Saat itu kebetulan saya menjadi Moderator dalam acara bedah bukunya. Banyak kawan-kawan penulis yang hadir dan ikut memeriahkan, termasuk juga Saut Situmorang(kebetulan juga saat itu beliau pembicara) dan Katrin Bandel. Di sinilah saya mendapati orang-orang bodoh dengan berbagai macam kebodohannya, ada yang bodoh amat, ada yang setengah bodoh dan ada juga yang baru belajar menjadi ‘Bodoh’. Setelah diskusi berjalan cukup lama, percakapan semakin mengarah pada kebodohan, mereka ingat luka-luka itu sembari tertawa-tawa, ada juga yang bertanya ’saya sebenarnya bodoh gak sih?’ lugu. Tiba-tiba saya jadi berpikir dengan pintarnya ‘Apa yang sebenarnya terjadi adalah benih kebaruan, meski tak baru-baru amat. Tentang bagaimana mencoba membagun muara lain dari kesusastraan, dan kebaruan ini harus dimulai dengan begitu banyak kebodohan! penyair selalu membangun pengertian tentang dirinya sendiri dari saat ke saat, ini saatnya membangun kebaruan itu dengan jalan menuju ‘Kebodohan’ itu!. Dea, telah mulai melakukannya.

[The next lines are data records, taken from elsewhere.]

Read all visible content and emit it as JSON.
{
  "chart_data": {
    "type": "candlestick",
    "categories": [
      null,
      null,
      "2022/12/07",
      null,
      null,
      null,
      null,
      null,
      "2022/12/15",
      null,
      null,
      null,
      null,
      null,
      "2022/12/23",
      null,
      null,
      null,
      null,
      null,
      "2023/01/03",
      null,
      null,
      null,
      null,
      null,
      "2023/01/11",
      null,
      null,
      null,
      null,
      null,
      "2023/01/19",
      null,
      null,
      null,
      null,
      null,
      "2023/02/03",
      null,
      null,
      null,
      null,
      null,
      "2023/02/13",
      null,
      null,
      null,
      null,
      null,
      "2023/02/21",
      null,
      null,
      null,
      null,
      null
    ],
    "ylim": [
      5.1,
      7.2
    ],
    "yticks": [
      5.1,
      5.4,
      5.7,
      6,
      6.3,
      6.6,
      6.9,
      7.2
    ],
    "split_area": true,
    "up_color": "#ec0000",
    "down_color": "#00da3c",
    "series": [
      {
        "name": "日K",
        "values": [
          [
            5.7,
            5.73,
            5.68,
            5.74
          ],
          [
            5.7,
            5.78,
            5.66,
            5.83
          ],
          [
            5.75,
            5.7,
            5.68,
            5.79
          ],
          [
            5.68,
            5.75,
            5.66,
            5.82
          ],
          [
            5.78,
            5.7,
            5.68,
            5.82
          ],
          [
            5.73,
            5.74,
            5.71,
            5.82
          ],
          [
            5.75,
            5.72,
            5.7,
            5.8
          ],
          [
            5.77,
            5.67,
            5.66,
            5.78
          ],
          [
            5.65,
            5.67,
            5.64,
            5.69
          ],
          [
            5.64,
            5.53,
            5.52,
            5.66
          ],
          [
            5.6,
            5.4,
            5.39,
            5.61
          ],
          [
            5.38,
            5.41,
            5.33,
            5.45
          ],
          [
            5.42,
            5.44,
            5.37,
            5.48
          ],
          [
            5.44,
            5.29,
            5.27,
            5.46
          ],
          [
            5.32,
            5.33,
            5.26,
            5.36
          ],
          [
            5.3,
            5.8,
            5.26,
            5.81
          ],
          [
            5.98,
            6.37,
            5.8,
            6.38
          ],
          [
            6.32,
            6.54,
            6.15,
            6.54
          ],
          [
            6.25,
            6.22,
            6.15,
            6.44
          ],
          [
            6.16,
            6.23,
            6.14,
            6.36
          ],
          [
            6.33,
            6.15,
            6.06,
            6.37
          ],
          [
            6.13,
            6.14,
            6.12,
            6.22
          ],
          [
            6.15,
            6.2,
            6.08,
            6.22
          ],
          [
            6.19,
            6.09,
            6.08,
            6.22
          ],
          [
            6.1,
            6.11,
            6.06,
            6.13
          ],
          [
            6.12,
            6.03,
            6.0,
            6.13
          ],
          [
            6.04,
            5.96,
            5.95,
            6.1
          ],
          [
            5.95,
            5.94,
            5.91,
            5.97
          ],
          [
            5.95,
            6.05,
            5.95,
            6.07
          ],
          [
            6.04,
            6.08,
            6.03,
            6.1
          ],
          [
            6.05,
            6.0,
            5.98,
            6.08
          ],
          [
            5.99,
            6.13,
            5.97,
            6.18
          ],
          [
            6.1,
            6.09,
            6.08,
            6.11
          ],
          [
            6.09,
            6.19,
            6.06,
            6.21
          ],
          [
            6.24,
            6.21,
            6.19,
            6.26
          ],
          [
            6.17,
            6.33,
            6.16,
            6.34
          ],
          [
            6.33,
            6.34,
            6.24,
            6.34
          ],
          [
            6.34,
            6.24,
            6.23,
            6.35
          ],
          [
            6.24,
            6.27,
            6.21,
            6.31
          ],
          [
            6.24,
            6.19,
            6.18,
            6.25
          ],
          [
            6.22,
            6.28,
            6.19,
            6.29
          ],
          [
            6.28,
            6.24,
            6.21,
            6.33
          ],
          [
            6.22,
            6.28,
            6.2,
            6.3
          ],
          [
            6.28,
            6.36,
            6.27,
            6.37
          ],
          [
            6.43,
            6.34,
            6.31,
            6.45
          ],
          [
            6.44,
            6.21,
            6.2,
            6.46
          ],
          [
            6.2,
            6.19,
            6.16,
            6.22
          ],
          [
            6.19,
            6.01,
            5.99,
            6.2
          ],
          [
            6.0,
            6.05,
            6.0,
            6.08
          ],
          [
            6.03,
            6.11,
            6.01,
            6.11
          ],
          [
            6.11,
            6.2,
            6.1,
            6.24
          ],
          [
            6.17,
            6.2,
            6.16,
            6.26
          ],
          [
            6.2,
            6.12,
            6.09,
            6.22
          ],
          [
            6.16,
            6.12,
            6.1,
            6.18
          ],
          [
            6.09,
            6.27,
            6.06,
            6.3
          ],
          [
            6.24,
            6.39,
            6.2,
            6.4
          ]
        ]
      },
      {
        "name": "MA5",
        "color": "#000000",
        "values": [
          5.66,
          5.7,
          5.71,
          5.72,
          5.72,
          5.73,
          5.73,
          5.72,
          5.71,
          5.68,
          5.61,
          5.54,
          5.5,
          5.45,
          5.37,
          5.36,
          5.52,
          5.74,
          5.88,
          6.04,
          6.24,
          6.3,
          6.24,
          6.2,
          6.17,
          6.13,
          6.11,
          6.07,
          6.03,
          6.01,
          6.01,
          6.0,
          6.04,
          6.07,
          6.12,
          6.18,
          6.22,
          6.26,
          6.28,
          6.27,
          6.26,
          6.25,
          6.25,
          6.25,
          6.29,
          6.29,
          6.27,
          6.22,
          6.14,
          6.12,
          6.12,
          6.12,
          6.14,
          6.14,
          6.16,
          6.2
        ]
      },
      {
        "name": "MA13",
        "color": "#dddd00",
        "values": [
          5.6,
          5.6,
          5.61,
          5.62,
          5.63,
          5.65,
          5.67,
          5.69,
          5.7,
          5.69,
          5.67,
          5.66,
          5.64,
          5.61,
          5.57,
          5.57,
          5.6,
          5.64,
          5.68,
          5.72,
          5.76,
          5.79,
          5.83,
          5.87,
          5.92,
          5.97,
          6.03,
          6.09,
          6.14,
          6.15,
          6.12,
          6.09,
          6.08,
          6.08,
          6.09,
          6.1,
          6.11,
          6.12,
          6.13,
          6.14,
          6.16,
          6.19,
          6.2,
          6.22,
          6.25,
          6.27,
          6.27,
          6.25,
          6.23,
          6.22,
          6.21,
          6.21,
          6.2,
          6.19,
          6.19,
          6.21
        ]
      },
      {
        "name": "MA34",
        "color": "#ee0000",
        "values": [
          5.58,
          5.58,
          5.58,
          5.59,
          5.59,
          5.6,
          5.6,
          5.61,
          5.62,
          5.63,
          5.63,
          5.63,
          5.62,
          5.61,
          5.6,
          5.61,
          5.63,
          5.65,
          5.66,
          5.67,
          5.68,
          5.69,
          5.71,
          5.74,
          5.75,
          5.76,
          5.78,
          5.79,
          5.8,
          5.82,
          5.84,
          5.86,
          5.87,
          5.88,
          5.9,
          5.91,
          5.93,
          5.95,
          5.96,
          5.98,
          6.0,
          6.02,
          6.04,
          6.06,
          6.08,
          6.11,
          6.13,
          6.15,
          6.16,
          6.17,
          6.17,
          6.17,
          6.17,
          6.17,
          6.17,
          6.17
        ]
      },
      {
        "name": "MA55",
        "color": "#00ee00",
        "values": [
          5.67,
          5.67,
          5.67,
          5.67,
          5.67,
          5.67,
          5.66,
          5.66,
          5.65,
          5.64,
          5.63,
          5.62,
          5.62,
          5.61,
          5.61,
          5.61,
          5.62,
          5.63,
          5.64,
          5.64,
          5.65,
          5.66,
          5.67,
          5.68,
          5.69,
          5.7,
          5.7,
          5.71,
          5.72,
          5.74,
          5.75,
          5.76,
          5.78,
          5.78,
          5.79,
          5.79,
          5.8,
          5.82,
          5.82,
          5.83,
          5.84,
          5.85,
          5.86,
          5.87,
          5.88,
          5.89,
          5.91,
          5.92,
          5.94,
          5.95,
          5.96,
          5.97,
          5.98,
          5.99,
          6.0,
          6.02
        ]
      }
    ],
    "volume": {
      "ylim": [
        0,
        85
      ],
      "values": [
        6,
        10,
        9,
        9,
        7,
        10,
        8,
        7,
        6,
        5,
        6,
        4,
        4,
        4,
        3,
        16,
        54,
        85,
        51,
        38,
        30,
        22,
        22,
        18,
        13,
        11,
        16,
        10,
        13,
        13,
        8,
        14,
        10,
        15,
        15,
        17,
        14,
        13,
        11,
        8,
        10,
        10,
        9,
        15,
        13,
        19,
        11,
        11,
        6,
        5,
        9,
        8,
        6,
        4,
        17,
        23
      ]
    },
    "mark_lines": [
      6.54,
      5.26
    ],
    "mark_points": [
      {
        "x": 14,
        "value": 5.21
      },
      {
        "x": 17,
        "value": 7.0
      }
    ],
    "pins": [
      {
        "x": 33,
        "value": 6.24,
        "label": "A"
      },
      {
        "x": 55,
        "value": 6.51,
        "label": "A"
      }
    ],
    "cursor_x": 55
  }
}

5 Paragraf Tentang Meledakkan ‘Kemewahan naif’ Kepenyairan

Ada yang tidak bisa dipungkiri dari seorang penyair (terutama yang pintar), yakni perihal kemasyhuran. Ini salah satu obat bagi kesakitan-kesakitan, tapi obat ini juga semacam racun yang diperas dari para zombie. dan cawan dari obat-obat ini begitu banyak, ada yang namanya koran (semacam kertas lebar yang berisi sampah-sampah harian), ada majalah (Biasanya memuat sampah itu satu bulan sekali), ada Buku, ada Panggung, ada Mimbar juga dengan segala mimpi kebesarannya. Oleh karena itu, dengan pikiran saya yang masih pintar, saya akan mengajukan pandangan bodoh saya tentang kepenyairan. Yang nantinya akan mengarah kepada kebodohan-kebodohan yang lain, terutama kebodohan Dea Anugrah yang setengah mati itu!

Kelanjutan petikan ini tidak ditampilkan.